Mengutip Kantor Berita SANA pada Kamis 8 Mei, Macron disebut telah menyambut Pemimpin Haiat Tahrir al-Sham (HTS), Al-Jolani, dalam pertemuan tertutup. Langkah ini langsung memicu gelombang kritik dari berbagai kalangan, termasuk di dalam negeri Prancis dan komunitas internasional.
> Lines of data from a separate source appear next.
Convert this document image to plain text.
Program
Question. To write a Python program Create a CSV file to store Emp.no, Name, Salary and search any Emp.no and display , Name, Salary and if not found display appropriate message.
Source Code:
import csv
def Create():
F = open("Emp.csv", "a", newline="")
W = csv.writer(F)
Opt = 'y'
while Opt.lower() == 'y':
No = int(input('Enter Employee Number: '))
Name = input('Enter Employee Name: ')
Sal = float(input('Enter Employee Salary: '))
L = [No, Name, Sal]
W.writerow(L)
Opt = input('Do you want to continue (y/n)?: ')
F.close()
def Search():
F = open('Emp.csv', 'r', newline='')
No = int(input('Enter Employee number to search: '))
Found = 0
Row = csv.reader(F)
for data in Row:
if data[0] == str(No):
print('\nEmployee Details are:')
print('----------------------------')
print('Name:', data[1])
Kantor berita AFP turut melaporkan bahwa dalam pernyataan publiknya, Macron membela keputusannya dengan mengatakan bahwa “keterlibatan dengan otoritas di Suriah, termasuk elemen-elemen yang berpengaruh di lapangan, penting untuk masa depan stabilitas Kawasan”.
Ia juga menegaskan bahwa Prancis sedang mempertimbangkan pelonggaran sanksi ekonomi secara bertahap terhadap Damaskus, dengan catatan bahwa Pemerintah Suriah mampu menjamin stabilitas dan keamanan di wilayahnya.
“Saat ini kami sedang berdiskusi dengan mitra kami di Amerika Serikat untuk meninjau ulang tekanan ekonomi terhadap Suriah,” kata Macron dalam konferensi pers.
Terkait pertemuannya dengan Al-Jolani, Macron menyatakan bahwa ia mengutuk serangan kekerasan terbaru di Suriah sebagai tindakan yang “tidak dapat diterima”. Ia mengeklaim telah mendesak Al-Jolani untuk menjamin perlindungan bagi seluruh warga Suriah, tanpa diskriminasi, serta meminta agar semua pelaku kekerasan diadili secara hukum.
Macron juga menyampaikan bahwa Uni Eropa “harus menjatuhkan sanksi terhadap individu-individu yang terbukti bertanggung jawab atas kejahatan di Suriah”, seraya menegaskan pentingnya akuntabilitas dalam proses rekonsiliasi nasional.